Des recommandations déjà dans la loi

A noter que plusieurs recommandations de la Cour visant à favoriser la mixité sociale ont été saluées par Emmanuelle Cosse :  le renforcement du rôle des établissements publics de coopération intercommunale (EPCI) en matière d'attribution de logements sociaux ; l'objectif d'attribution de 25% des logements aux ménages les plus modestes en-dehors des quartiers prioritaires de la politique de la ville ; le durcissement de l'application du supplément de loyer de solidarité.
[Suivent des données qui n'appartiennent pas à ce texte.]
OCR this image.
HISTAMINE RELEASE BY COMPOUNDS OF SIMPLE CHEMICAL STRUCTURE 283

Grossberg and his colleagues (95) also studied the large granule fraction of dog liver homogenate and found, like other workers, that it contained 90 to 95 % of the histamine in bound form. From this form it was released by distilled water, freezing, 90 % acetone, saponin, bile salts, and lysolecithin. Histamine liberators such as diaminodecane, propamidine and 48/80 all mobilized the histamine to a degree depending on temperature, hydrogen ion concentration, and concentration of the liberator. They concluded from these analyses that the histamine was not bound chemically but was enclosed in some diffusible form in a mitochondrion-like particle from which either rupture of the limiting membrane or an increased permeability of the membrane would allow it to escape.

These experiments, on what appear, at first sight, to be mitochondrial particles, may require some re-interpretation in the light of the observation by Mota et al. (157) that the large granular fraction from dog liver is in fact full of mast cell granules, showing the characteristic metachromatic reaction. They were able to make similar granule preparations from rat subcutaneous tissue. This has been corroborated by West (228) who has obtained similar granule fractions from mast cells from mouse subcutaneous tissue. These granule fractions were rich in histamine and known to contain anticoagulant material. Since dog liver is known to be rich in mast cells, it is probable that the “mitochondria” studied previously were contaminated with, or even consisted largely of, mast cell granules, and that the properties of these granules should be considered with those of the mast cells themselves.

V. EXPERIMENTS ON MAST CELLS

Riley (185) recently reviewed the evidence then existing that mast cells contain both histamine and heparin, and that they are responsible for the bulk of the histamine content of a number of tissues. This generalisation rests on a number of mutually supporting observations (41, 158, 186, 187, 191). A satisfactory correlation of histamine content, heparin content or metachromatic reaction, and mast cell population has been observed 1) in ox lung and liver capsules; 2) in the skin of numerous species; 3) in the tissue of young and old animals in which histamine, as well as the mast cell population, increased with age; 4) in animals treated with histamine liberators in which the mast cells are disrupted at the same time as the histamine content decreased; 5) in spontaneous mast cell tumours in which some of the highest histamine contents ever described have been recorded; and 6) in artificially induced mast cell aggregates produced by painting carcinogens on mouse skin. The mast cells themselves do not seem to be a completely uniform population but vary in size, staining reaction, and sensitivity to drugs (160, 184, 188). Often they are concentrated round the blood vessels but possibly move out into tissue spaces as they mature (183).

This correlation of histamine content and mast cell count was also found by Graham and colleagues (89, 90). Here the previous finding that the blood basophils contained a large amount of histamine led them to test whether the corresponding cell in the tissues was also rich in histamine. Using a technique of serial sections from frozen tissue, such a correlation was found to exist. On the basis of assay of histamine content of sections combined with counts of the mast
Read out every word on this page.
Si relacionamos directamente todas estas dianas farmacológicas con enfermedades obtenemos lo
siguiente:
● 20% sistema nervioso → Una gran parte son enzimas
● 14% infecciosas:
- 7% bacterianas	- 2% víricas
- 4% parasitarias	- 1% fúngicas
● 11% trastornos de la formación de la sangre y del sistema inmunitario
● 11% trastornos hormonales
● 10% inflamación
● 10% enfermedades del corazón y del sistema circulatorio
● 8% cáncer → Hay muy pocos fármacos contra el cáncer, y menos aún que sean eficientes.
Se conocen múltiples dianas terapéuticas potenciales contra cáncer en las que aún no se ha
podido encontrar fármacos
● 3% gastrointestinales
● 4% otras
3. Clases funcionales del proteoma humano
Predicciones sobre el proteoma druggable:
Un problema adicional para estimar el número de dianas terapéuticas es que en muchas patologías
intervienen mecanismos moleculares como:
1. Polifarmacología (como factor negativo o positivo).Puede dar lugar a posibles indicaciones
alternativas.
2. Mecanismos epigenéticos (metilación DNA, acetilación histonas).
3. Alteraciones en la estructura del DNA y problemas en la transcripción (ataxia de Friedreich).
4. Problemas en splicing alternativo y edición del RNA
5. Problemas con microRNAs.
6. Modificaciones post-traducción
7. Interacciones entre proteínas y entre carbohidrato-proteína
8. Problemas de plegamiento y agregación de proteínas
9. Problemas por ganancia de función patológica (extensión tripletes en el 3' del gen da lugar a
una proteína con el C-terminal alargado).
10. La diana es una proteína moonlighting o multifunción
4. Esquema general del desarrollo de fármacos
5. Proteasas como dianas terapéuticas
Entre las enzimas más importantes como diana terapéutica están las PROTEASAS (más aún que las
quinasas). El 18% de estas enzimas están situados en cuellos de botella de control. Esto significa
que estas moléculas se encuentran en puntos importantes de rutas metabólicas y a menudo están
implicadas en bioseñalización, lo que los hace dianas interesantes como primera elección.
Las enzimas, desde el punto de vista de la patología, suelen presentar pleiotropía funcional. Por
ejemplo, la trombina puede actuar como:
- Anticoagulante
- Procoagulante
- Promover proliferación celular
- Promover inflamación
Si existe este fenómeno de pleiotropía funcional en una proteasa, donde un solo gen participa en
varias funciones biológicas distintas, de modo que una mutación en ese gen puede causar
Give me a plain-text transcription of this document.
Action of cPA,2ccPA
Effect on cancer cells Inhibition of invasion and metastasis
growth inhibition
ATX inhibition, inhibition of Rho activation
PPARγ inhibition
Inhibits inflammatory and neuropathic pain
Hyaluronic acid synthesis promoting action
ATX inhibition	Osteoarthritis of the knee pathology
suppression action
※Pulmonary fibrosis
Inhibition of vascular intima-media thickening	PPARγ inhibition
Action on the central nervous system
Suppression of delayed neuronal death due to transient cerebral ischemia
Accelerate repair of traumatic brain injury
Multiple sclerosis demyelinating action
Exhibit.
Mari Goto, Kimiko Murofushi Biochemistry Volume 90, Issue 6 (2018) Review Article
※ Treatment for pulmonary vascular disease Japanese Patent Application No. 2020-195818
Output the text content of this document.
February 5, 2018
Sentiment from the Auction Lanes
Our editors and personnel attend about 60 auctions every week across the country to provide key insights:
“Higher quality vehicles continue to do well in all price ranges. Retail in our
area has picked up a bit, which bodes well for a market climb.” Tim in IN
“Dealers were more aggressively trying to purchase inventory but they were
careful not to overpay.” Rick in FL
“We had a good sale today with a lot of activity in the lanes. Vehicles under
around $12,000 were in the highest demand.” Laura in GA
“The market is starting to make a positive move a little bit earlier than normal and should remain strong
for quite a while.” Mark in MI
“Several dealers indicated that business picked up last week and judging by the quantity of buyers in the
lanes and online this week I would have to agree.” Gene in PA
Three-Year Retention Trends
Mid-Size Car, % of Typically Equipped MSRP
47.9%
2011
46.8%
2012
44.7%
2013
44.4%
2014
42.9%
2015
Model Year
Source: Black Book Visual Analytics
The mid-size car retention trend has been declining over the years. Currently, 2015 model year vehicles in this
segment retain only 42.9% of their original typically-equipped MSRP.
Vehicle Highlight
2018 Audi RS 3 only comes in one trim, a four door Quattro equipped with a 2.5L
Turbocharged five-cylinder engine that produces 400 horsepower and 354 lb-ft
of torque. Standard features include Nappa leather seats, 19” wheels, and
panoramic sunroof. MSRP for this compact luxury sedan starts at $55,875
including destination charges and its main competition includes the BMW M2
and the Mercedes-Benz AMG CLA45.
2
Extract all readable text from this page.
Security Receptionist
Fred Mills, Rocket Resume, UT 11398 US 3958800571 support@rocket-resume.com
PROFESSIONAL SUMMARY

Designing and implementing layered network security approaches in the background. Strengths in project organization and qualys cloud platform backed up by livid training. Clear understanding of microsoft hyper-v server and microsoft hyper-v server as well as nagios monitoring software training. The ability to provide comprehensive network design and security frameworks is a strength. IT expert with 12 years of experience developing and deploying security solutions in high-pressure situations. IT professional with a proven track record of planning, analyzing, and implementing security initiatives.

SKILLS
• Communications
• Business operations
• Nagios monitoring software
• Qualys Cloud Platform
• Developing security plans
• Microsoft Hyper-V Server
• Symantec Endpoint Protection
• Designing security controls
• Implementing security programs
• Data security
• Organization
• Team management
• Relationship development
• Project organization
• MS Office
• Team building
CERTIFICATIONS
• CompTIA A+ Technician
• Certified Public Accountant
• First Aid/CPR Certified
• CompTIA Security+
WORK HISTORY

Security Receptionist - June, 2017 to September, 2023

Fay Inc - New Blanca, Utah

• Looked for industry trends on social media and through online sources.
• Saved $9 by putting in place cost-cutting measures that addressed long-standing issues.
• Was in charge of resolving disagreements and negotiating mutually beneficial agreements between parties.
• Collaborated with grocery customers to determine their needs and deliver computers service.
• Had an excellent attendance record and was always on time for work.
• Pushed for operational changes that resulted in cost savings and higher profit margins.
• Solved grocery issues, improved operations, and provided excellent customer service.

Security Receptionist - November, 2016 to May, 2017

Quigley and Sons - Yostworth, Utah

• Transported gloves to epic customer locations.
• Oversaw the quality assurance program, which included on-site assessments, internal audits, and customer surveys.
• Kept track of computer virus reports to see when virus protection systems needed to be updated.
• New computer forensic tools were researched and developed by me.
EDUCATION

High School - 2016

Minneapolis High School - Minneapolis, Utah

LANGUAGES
Trois dispositifs qui figurent dans la loi Egalité et Citoyenneté du 27 janvier 2017. Une loi dont la Cour estime qu'elle est allée dans le bon sens... "mais pas assez loin".

(1) Ménages dont le niveau de vie est inférieur à 60% du revenu médian de la population, soit 18,5% des ménages selon l'Insee.
(2) Ménages appartenant aux trois premiers déciles de la répartition des niveaux de vie, soit par définition 30% des ménages.
 

Les 13 propositions de la Cour des comptes

Mieux cibler les publics modestes et défavorisés
1. abaisser les plafonds de ressources en zone tendue et de façon différenciée selon la situation des territoires et la nécessité de promouvoir la mixité sociale ;
2. renforcer l'articulation entre les objectifs de construction de logements sociaux affichés à l'appui de la loi de finances et les objectifs d'accueil en logement d'insertion incluant l'accompagnement social, dans une approche globale des publics défavorisés ;
3. appliquer le plafond de ressources PLAI aux logements dont le loyer effectif est inférieur au loyer maximum de cette catégorie, quel que soit le financement d'origine du logement ;
4. augmenter la part des publics les plus modestes dans les logements sociaux situés en dehors des quartiers prioritaires de la politique de la ville, en combinant incitation à la mobilité, politique des loyers et procédures d'attribution.

Proposer plus de logements à la location
5. inciter les bailleurs à améliorer la rotation de leur parc, en y consacrant une part de la mutualisation des ressources entre organismes HLM ;
6. faire du supplément de loyer de solidarité un instrument de mobilité, en abaissant son seuil de déclenchement, en limitant les exemptions et en affichant clairement le niveau de ressources pour lequel le coût global du logement social atteint le niveau du marché ;
7. introduire dans les zones tendues des baux à durée limitée, en subordonnant leur renouvellement à un réexamen de la situation des ménages ;
8. fixer l'objectif de construction neuve à partir d'une approche territorialisée des besoins ;
9. accentuer le ciblage de l'effort de production, en réduisant fortement la production de PLS et en se concentrant davantage sur les zones tendues et les logements PLAI ;
10. réduire la concentration des logements sociaux dans les quartiers prioritaires de la politique de la ville, en n'y produisant pas d'offre sociale
nouvelle et en localisant hors de ces quartiers la reconstitution des logements sociaux supprimés par la rénovation urbaine ;
11. intégrer dans les objectifs de production de logement social un indicateur mesurant le développement des offres diffuses.

Accroître la transparence et piloter davantage au niveau local
12. mutualiser la gestion des décisions individuelles d'attribution sous l'égide des conférences intercommunales du logement, dans le respect des objectifs globaux des réservataires de contingents ;
13. rendre obligatoire la formalisation et la publication des critères de sélection et d'attribution par les bailleurs.